Michigan lawmakers have introduced three pieces of legislation this week that would institute major reforms around police accountability.

The bill package would open disciplinary proceedings involving officers to Freedom of Information Act Requests, remove police immunity in cases of unreasonable use of force, and mandate police departments to file use of force incidents with the state.

Democratic State Representative Tyrone Carter introduced the package. He said as a former law enforcement officer he understands how hard the job is - but that doesn’t mean police shouldn’t be held accountable.

“I’m pro-police,” he said. “But we also need to understand that we have a duty to not do justice on the street. We have a system for that: the attorneys, the courts. This is what the public is clamoring for right now.”

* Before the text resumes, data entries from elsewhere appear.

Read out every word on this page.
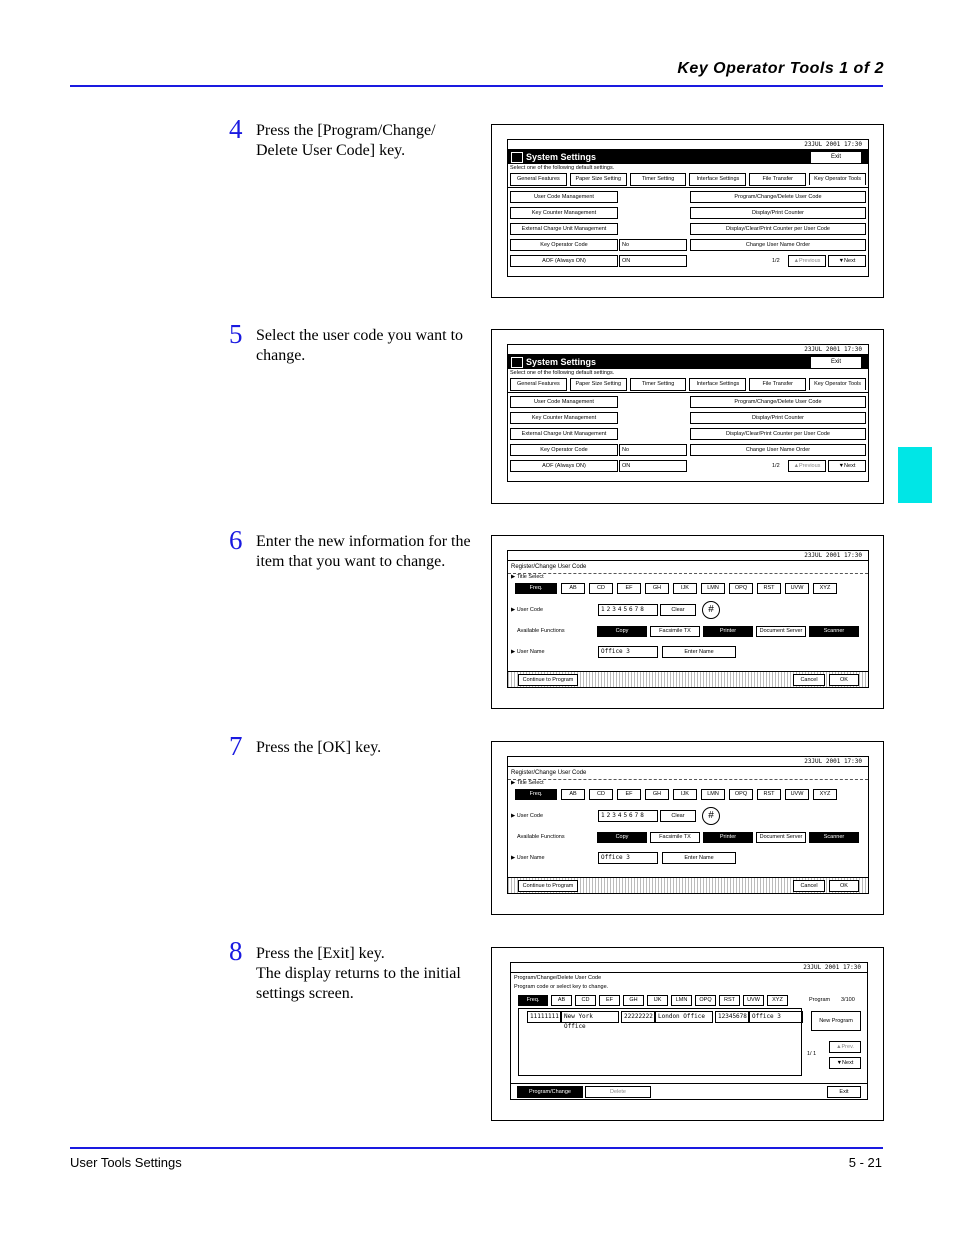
Key Operator Tools 1 of 2
4 Press the [Program/Change/ Delete User Code] key.	23JUL 2001 17:30
System Settings	Exit
Select one of the following default settings.
General Features	Paper Size Setting	Timer Setting	Interface Settings	File Transfer	Key Operator Tools
User Code Management
Key Counter Management
External Charge Unit Management
Key Operator Code	No
AOF (Always ON)	ON
Program/Change/Delete User Code
Display/Print Counter
Display/Clear/Print Counter per User Code
Change User Name Order
1/2	▲Previous	▼Next
5 Select the user code you want to change.	23JUL 2001 17:30
System Settings	Exit
Select one of the following default settings.
General Features	Paper Size Setting	Timer Setting	Interface Settings	File Transfer	Key Operator Tools
User Code Management
Key Counter Management
External Charge Unit Management
Key Operator Code	No
AOF (Always ON)	ON
Program/Change/Delete User Code
Display/Print Counter
Display/Clear/Print Counter per User Code
Change User Name Order
1/2	▲Previous	▼Next
6 Enter the new information for the item that you want to change.	23JUL 2001 17:30
Register/Change User Code
▶ Title Select
Freq.	AB	CD	EF	GH	IJK	LMN	OPQ	RST	UVW	XYZ
▶ User Code	12345678	Clear	#
Available Functions	Copy	Facsimile TX	Printer	Document Server	Scanner
▶ User Name	Office 3	Enter Name
Continue to Program	Cancel	OK
7 Press the [OK] key.
23JUL 2001 17:30
Register/Change User Code
▶ Title Select
Freq.	AB	CD	EF	GH	IJK	LMN	OPQ	RST	UVW	XYZ
▶ User Code	12345678	Clear	#
Available Functions	Copy	Facsimile TX	Printer	Document Server	Scanner
▶ User Name	Office 3	Enter Name
Continue to Program	Cancel	OK
8 Press the [Exit] key.
The display returns to the initial settings screen.
23JUL 2001 17:30
Program/Change/Delete User Code
Program code or select key to change.
Freq.	AB	CD	EF	GH	IJK	LMN	OPQ	RST	UVW	XYZ	Program 3/100
11111111 New York Office
22222222 London Office	12345678 Office 3
New Program
1/ 1
▲Prev.
▼Next
Program/Change	Delete	Exit
User Tools Settings	5 - 21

Carter said there isn’t a good paper trail of complaints or use of force incidents that follow an officer from department to department. That can create problems - although research has found few officers face discipline or firing after misconduct - officers can also resign before being fired and get re-hired at a new department.

One bill in the package would mandate use of force reports be completed and then sent on to the state.

“Once an officer quits and, absent a lawsuit, usually the department says ‘he’s gone no need to pursue it,’” Carter said. “You need to pursue it, find the issues out, you turn around and put this into a database and send it to the state police.”

Carter points to the case of William Melendez, a Michigan police officer who quit before being fired, was re-hired by the City of Inkster, and went on to assault a motorist. The city eventually settled with the motorist for $1.3-million.

“It has to be a record of this to protect other departments,” Carter said. “Bad officers are costing taxpayers, as you see. Officers don’t pay, departments don’t pay, taxpayers ultimately pay.”

Another bill in the package would remove immunity for officers in cases of “unreasonable force.” Qualified immunity, which gives officers broad immunity against lawsuits, has come under increased scrutiny across the country.

Police argue that when dealing with potentially dangerous suspects they shouldn’t have to worry about facing lawsuits.

Activists, and a growing number of lawmakers across the country, see it differently.

“When a person steps beyond what is the reasonable force continuum that most departments subscribe to you can’t do it and justify it by ‘I’m covered,’” Carter said. “Blanket immunity is a scary thing.”

Carter said the legislation is unlikely to pass - but he thinks it’s important that the conversation around police accountability is had.

“The appetite right now is for reform and changes,” he said. “If the departments don’t have the appetite to do it themselves the worst thing you can do is make it a law, but they’ve had opportunity after opportunity.”

A spokesperson for the Michigan State Police says they are reviewing the bills but have not taken a position on them.